Moltissimo si è detto sul consenso informato sul suo ruolo di "documento principe" attestante la partecipazione consapevole dei pazienti alla ricerca.
Sarei curioso di leggere quello che si sa già ma che non si dice. Quello che si sa è che la stragrande maggioranza dei pazienti che partecipano alle sperimentazioni non hanno la minima idea di parole come randomizzato, doppio cieco, valutazione di efficacia, farmaco in sperimentazione, placebo ecc...
Sembra assurdo, ma la stragrande maggioranza di persone, partecipa alla ricerca in maniera poco consapevole sebbene abbiano firmato il modulo di consenso informato. Lo sperimentatore principale, che nel 99% dei casi è il medico che ha in cura il soggetto, continua ancora oggi a svolgere un ruolo eccessivamente paternalistico durante il momento del consenso informato sbilanciandosi così, anche inconsciamente, verso un atteggiamento pro-arruolamento, pro-farmaco sperimentale, pro-esitopositivodellaricerca.
Voglio essere chiaro, la risposta al titolo di questo post è no.
La prova di una scelta consapevole del paziente non può essere infatti la firma e la data al modulo del consenso ma deve essere qualcosa in più.
La gatta frettolosa ha sempre fatto i figli ciechi, me ne parlava mio padre quando in campagna avrei voluto che le piantine di pomodoro dessero in pochi giorni i frutti da raccogliere ed è lo stesso per la ricerca. Le aziende farmaceutiche però hanno a cuore i pazienti tanto quanto il bilancio di fine anno che dovrà fare contenti i propri azionisti. Perché il bilancio aziendale faccia contenti tutti, una variabile di tutto rispetto è il tempo che non deve essere sprecato.
Il Regolamento 536/2014 ne è una prova, tutto, subito e tutto prima e se per caso tu, Stato Membro, non riesci ad organizzarti scatta il silenzio-assenso che fa contenti tutti (soprattutto i miei azionisti) e chi se ne frega del resto. E chi se ne frega dei pazienti, dei Comitati Etici, e della tutela ai diritti umani? Bha, divago, scusatemi.
Il Regolamento 536/2014 ne è una prova, tutto, subito e tutto prima e se per caso tu, Stato Membro, non riesci ad organizzarti scatta il silenzio-assenso che fa contenti tutti (soprattutto i miei azionisti) e chi se ne frega del resto. E chi se ne frega dei pazienti, dei Comitati Etici, e della tutela ai diritti umani? Bha, divago, scusatemi.
Ripensare al momento del consenso informato sarebbe un grande passo avanti. Fermo restando la bontà di quanto scritto nero su bianco nel consenso informato, soprattutto nella sostanza ma anche nella forma, una attività, quest'ultima, da maestra/o di scuola, penna rossa, penna blu, svolta alle volte dal Comitato Etico (e "alle volte" è riferito al fatto che non tutti i Comitati Etici guardano il consenso informato).
Una volta definito questo, oggi chi è nella stanza con il soggetto e il medico quando si discute della sperimentazione? Indovinate...solo il soggetto (pochissime conoscenze scientifiche) e il medico (conoscenze scientifiche tante quanto basta per includere il soggetto nello studio).
Una volta mi è capitato di prendere parte ad un momento di un consenso informato per una sperimentazione che voleva testare un farmaco ipolipemizzante. La sessione è durata esattamente 10 minuti di cui 5 di attesa per l'esito del test sulla goccia di sangue prelevata al soggetto come fase di screening. Il foglio informativo era di 40 pagine e il medico è passato direttamente al modulo di consenso per le firme.
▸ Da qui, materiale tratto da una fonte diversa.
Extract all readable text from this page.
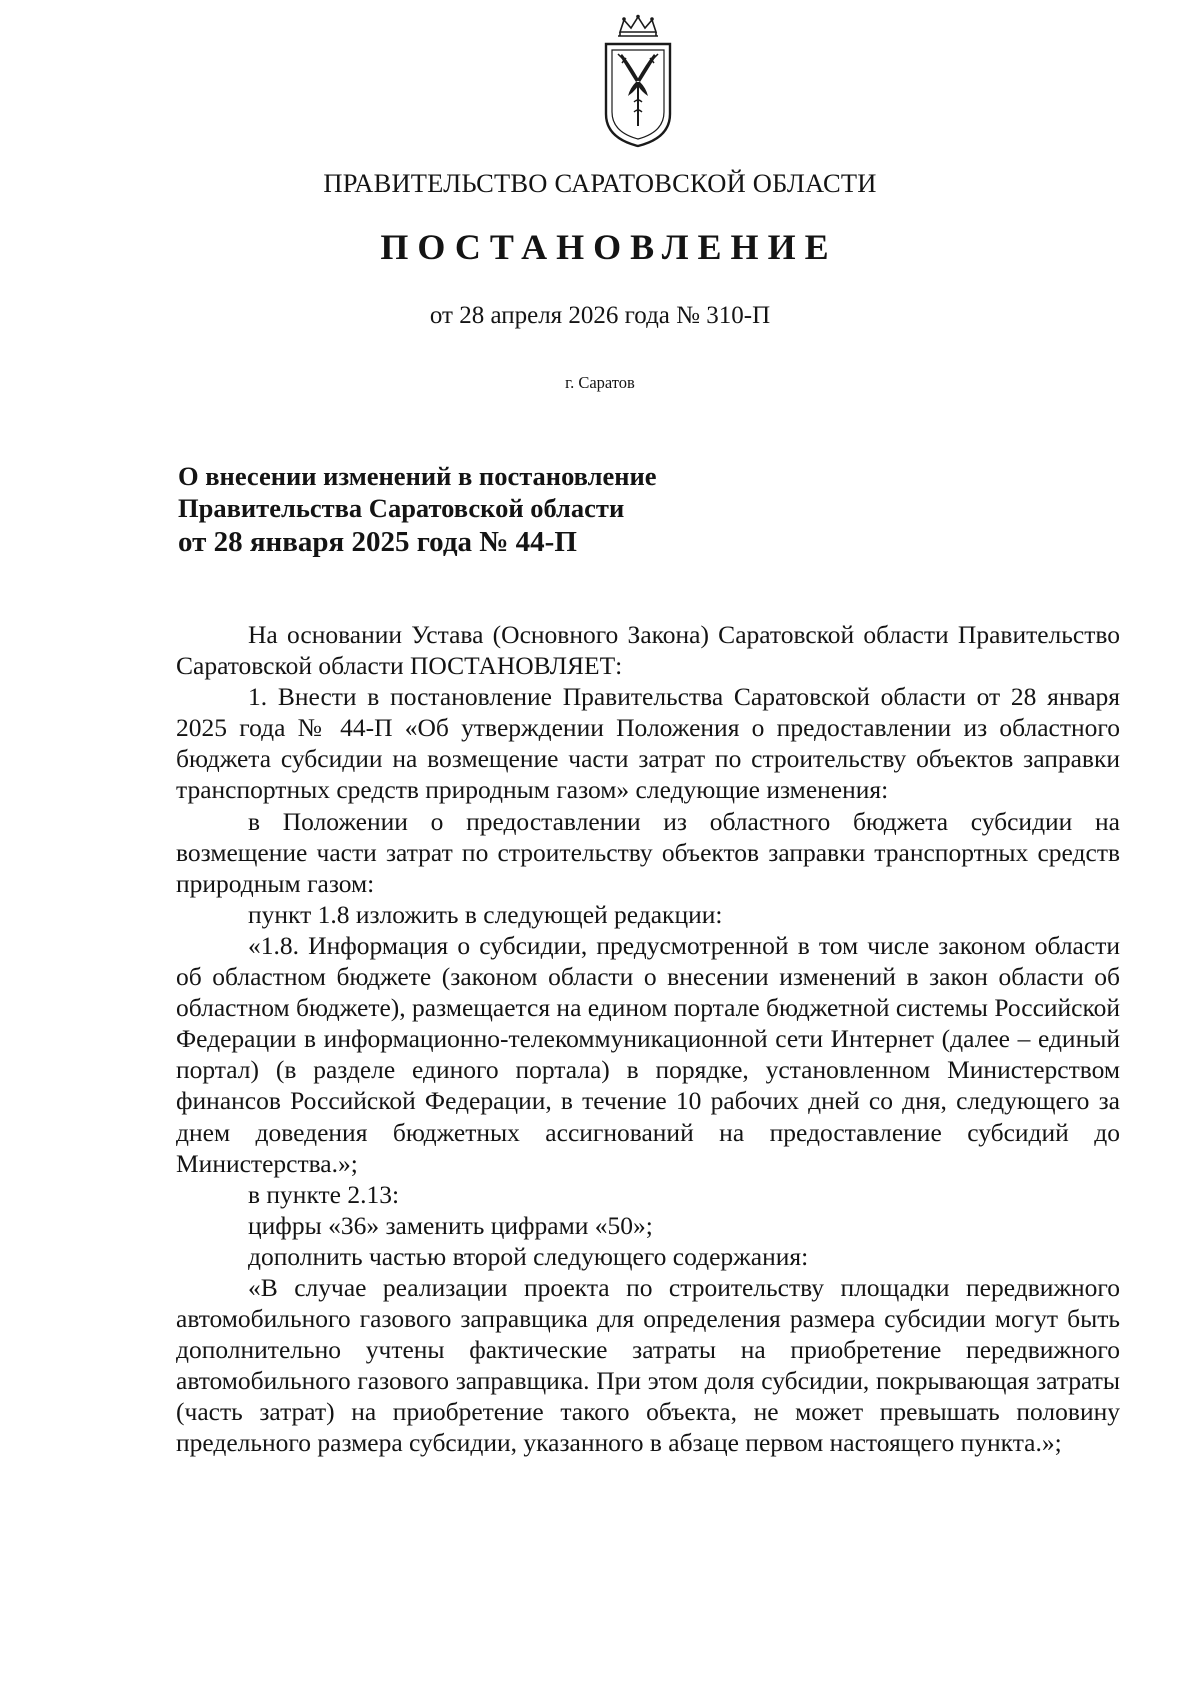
ПРАВИТЕЛЬСТВО САРАТОВСКОЙ ОБЛАСТИ
ПОСТАНОВЛЕНИЕ
от 28 апреля 2026 года № 310-П
г. Саратов
О внесении изменений в постановление
Правительства Саратовской области
от 28 января 2025 года № 44-П

На основании Устава (Основного Закона) Саратовской области Правительство Саратовской области ПОСТАНОВЛЯЕТ:

1. Внести в постановление Правительства Саратовской области от 28 января 2025 года № 44-П «Об утверждении Положения о предоставлении из областного бюджета субсидии на возмещение части затрат по строительству объектов заправки транспортных средств природным газом» следующие изменения:

в Положении о предоставлении из областного бюджета субсидии на возмещение части затрат по строительству объектов заправки транспортных средств природным газом:

пункт 1.8 изложить в следующей редакции:

«1.8. Информация о субсидии, предусмотренной в том числе законом области об областном бюджете (законом области о внесении изменений в закон области об областном бюджете), размещается на едином портале бюджетной системы Российской Федерации в информационно-телекоммуникационной сети Интернет (далее – единый портал) (в разделе единого портала) в порядке, установленном Министерством финансов Российской Федерации, в течение 10 рабочих дней со дня, следующего за днем доведения бюджетных ассигнований на предоставление субсидий до Министерства.»;

в пункте 2.13:

цифры «36» заменить цифрами «50»;

дополнить частью второй следующего содержания:

«В случае реализации проекта по строительству площадки передвижного автомобильного газового заправщика для определения размера субсидии могут быть дополнительно учтены фактические затраты на приобретение передвижного автомобильного газового заправщика. При этом доля субсидии, покрывающая затраты (часть затрат) на приобретение такого объекта, не может превышать половину предельного размера субсидии, указанного в абзаце первом настоящего пункта.»;
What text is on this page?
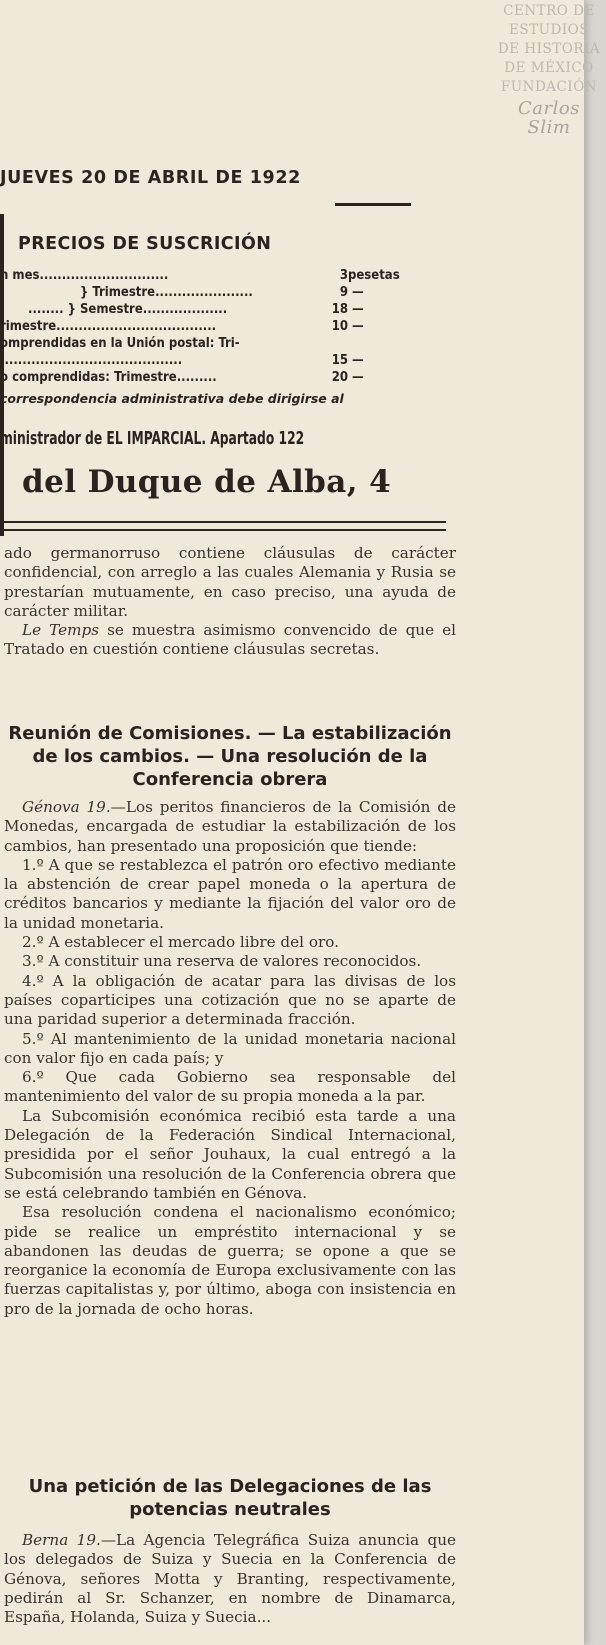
CENTRO DE
ESTUDIOS
DE HISTORIA
DE MÉXICO
FUNDACIÓN
Carlos Slim
JUEVES 20 DE ABRIL DE 1922
PRECIOS DE SUSCRICIÓN
n mes.............................	3 pesetas
} Trimestre......................	9 —
........ } Semestre...................	18 —
rimestre....................................	10 —
omprendidas en la Unión postal: Tri-
.........................................	15 —
o comprendidas: Trimestre.........	20 —
correspondencia administrativa debe dirigirse al
ministrador de EL IMPARCIAL. Apartado 122
del Duque de Alba, 4

ado germanorruso contiene cláusulas de carácter confidencial, con arreglo a las cuales Alemania y Rusia se prestarían mutuamente, en caso preciso, una ayuda de carácter militar.

Le Temps se muestra asimismo convencido de que el Tratado en cuestión contiene cláusulas secretas.

Reunión de Comisiones. — La estabilización de los cambios. — Una resolución de la Conferencia obrera

Génova 19.—Los peritos financieros de la Comisión de Monedas, encargada de estudiar la estabilización de los cambios, han presentado una proposición que tiende:

1.º A que se restablezca el patrón oro efectivo mediante la abstención de crear papel moneda o la apertura de créditos bancarios y mediante la fijación del valor oro de la unidad monetaria.

2.º A establecer el mercado libre del oro.

3.º A constituir una reserva de valores reconocidos.

4.º A la obligación de acatar para las divisas de los países coparticipes una cotización que no se aparte de una paridad superior a determinada fracción.

5.º Al mantenimiento de la unidad monetaria nacional con valor fijo en cada país; y

6.º Que cada Gobierno sea responsable del mantenimiento del valor de su propia moneda a la par.

La Subcomisión económica recibió esta tarde a una Delegación de la Federación Sindical Internacional, presidida por el señor Jouhaux, la cual entregó a la Subcomisión una resolución de la Conferencia obrera que se está celebrando también en Génova.

Esa resolución condena el nacionalismo económico; pide se realice un empréstito internacional y se abandonen las deudas de guerra; se opone a que se reorganice la economía de Europa exclusivamente con las fuerzas capitalistas y, por último, aboga con insistencia en pro de la jornada de ocho horas.

Una petición de las Delegaciones de las potencias neutrales

Berna 19.—La Agencia Telegráfica Suiza anuncia que los delegados de Suiza y Suecia en la Conferencia de Génova, señores Motta y Branting, respectivamente, pedirán al Sr. Schanzer, en nombre de Dinamarca, España, Holanda, Suiza y Suecia...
Non può continuare così la ricerca. E' necessario fornire una formazione ai soggetti con tanto di test finale per la comprensione almeno dei termini più comuni. Fornire questa formazione sarebbe un esercizio di correttezza delle Istituzioni e delle aziende farmaceutiche che fanno ricerca.
Se questo percorso risulta difficilmente percorribile, sarebbe il caso di delegare l'attività di inclusione alle ricerca ad un ente esterno, indipendente dallo Sponsor e dallo sperimentatore. Questo organismo dovrebbe essere dotato di specifici consulenti con le competenze necessarie a trasferire le informazioni dello studio e, ancor prima, della ricerca in generale, ai possibili candidati attraverso un percorso formativo strutturato. Ciò eliminerebbe l'odioso paternalismo del medico il quale, immagino , accoglierà in maniera positiva una riorganizzazione di questo tipo per l'accesso alla ricerca.
Solo così si eviterà di pensare quello che non si dice e cioè "Prendiamo in giro tutti, continuiamo così, la scelta dei soggetti non è veramente consapevole ma chi se ne frega!"